Apfelstrudel <-> Apfelsine
      trudel <-> Apfelsine
       rudel <-> Apfelsine
        .... <-> Apfelsine

Note that the brute force algorithm above did not take this into account: it compares every possible position with the needle.

OK, so we know what happens when we reach characters that are not in needle: we can skip the whole sequence and start searching from the next character.
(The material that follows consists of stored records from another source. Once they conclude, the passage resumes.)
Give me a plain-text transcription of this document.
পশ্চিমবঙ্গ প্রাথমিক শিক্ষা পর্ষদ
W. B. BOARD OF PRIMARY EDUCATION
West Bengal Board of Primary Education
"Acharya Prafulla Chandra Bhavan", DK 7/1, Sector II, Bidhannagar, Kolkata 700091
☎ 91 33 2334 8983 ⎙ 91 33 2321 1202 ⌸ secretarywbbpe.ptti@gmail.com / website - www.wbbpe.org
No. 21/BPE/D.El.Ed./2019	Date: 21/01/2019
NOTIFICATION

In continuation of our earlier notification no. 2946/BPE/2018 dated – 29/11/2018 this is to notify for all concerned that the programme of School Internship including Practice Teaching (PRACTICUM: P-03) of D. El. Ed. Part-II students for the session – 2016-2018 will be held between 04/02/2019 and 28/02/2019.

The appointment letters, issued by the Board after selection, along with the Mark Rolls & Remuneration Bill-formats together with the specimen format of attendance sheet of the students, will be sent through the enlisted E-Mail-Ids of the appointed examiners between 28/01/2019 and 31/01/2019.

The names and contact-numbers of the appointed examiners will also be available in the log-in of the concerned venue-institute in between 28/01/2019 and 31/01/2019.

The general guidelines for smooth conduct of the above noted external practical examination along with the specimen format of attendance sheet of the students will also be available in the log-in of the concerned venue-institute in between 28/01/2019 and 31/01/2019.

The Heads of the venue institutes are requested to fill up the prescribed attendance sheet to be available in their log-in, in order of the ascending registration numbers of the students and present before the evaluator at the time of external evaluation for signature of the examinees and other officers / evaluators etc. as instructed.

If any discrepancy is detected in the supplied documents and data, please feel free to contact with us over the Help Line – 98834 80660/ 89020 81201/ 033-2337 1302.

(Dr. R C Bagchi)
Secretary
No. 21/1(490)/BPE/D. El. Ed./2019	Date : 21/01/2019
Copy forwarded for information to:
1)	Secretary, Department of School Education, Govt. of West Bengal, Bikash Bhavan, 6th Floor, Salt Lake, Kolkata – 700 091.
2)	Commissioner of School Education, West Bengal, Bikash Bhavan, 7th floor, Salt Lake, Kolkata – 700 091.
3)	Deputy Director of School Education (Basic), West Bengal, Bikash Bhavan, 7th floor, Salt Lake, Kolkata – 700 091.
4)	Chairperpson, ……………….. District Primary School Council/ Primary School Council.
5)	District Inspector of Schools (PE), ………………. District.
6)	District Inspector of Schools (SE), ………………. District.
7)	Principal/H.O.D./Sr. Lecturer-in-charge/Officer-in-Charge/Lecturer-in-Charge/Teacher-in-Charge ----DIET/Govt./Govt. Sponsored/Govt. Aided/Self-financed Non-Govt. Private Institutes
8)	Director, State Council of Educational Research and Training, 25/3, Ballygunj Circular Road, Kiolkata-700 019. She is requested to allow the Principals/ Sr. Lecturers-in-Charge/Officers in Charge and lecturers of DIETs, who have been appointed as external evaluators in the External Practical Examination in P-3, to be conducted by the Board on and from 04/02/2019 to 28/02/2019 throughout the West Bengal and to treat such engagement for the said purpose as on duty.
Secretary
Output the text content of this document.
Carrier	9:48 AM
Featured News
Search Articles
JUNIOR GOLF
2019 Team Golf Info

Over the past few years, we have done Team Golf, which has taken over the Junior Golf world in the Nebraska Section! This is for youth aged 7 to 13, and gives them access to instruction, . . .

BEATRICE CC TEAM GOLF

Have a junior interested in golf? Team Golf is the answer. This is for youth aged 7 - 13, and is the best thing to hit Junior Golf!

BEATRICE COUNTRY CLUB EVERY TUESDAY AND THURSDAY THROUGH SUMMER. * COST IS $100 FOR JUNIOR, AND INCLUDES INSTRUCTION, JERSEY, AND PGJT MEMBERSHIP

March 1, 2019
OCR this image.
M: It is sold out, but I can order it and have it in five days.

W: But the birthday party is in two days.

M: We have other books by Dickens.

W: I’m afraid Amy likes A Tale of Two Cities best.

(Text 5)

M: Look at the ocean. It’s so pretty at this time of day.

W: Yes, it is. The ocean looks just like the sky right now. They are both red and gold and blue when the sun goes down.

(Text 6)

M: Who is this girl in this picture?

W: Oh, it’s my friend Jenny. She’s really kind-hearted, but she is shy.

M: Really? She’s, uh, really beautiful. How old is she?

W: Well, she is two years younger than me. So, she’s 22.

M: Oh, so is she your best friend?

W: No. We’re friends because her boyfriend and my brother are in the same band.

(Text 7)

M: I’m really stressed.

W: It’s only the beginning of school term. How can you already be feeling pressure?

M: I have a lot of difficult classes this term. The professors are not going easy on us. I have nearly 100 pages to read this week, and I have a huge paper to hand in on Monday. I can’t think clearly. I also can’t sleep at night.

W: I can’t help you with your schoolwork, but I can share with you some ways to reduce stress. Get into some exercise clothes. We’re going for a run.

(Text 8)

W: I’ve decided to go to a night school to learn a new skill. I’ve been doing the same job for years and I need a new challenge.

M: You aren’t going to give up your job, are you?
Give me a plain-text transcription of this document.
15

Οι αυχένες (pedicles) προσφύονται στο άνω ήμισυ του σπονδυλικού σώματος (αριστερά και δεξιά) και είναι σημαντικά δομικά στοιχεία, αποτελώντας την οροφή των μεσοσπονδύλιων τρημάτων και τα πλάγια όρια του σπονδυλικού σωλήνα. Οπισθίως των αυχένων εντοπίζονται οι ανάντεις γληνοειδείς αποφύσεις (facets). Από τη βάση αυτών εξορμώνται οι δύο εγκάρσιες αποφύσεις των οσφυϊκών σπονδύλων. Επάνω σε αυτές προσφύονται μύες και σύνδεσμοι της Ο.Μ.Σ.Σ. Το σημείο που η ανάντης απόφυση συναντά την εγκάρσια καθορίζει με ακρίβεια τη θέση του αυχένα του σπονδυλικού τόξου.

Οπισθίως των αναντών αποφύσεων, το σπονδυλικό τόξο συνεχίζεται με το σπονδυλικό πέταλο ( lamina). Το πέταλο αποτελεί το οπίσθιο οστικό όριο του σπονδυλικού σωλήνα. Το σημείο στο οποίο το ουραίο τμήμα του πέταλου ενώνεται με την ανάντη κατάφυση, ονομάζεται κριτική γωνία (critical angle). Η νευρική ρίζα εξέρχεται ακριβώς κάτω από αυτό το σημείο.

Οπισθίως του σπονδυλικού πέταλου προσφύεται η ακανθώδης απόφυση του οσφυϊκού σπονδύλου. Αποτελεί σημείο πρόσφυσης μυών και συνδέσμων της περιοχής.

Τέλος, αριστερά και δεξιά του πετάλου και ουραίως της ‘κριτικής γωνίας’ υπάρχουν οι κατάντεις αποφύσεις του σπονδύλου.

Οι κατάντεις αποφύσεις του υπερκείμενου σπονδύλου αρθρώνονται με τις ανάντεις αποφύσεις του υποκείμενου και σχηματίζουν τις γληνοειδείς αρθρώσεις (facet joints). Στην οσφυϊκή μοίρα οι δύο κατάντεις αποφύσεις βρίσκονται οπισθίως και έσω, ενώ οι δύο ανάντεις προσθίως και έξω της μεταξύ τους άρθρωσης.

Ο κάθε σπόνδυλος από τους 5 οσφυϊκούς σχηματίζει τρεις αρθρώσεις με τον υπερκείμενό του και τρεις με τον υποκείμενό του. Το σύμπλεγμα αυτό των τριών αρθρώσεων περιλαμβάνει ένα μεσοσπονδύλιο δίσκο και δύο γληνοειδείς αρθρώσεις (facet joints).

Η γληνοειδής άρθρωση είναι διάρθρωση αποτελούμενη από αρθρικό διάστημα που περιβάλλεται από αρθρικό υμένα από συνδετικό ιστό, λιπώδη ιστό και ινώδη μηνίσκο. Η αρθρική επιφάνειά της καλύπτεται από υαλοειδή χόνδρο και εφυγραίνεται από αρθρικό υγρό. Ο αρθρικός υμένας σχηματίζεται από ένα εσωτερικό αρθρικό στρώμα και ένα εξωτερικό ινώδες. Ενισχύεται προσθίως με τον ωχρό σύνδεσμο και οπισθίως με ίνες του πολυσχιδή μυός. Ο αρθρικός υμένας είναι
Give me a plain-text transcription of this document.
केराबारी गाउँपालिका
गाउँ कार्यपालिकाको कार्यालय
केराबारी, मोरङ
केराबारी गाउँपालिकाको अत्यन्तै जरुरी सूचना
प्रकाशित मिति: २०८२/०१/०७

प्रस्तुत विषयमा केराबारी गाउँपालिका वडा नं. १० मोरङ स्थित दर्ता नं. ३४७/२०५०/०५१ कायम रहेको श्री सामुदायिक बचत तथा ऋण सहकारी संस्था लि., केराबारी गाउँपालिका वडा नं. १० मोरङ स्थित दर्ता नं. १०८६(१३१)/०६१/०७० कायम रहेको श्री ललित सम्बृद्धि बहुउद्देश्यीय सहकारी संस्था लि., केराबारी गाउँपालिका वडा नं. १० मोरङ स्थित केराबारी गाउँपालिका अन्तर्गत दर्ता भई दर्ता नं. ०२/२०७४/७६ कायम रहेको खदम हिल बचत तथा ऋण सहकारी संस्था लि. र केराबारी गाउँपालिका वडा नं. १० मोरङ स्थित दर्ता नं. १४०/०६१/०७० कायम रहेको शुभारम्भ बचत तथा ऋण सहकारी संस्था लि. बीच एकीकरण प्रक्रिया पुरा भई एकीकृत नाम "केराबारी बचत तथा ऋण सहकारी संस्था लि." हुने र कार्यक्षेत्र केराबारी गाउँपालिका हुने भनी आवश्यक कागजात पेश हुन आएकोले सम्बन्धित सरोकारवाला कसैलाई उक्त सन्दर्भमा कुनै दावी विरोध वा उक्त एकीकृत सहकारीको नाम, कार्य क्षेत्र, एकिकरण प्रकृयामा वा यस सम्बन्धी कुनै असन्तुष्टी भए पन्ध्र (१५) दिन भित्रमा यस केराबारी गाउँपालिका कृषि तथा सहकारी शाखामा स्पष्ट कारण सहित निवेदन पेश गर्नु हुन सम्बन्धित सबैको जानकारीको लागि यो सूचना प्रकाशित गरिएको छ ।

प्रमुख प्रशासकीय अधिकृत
But what about if we reach a character that is - at another position - in the needle?

dcabadcabadce
dcabadce
^^^^^^^x

We cannot start after the mismatch, but actually in the middle of the string, here:

dcabadcabadce
     dcabadce

So basically what we need is this: a mapping table that, for each input character, tells us the skip distance. This is the basic idea of the venerable KMP algorithm, the rest is just mechanics:

def knuth_morris_pratt(needle, haystack):

    # allow indexing into needle and protect against change during yield
    needle = list(needle)

    n = len(needle)

    # build table of shift amounts
    shifts = [1] * (n + 1)
    shift = 1
    for pos in range(n):

        while shift <= pos and needle[pos] != needle[pos-shift]:
            shift += shifts[pos-shift]
        shifts[pos+1] = shift

    # do the actual search
    startPos = 0
    matchLen = 0
    for c in haystack:
        while matchLen == n or (matchLen >= 0 and needle[matchLen] != c):
            startPos += shifts[matchLen]
            matchLen -= shifts[matchLen]
        matchLen += 1
        if matchLen == n:
            return startPos
    return -1

Builtin Function

For completeness, we also have to throw in the builtin str.find() method in to the test. The following small test function suffices:

def builtin_search(needle, haystack):
    return haystack.find(needle)

But how do they actually perform?

Method	Runtime
Naive Search	1.67
Knuth-Morris-Pratt	1.40
Robin-Karp	1.06
Pythonesque Naive-Search	0.33
Variant of Naive Search	0.27
Builtin `find()`	0.00

It is no surprise that naive search performs worst: that was expected.
It is no surprise that the builtin search is the fastest - it always is, it is written in fine tuned C rather than interpreted Python
It is a surprise that robin-karp performs better than KMP: this may be due to the RK code being shorter and more suited to pythonisms.
It is a big surprise that the two variants on brute force perform much better than the "smart" algorithms. I remember (but cannot find in google right now) an article I read about that a couple of years ago: these days, for many scenarios these two algorithms don't really outperform brute-force.
Moral of the story: when you read in an algorithms book that a particular algorithm is really well suited to a particular problem, test it yourself, in your environment, in your programming language. You might be in for a surprise!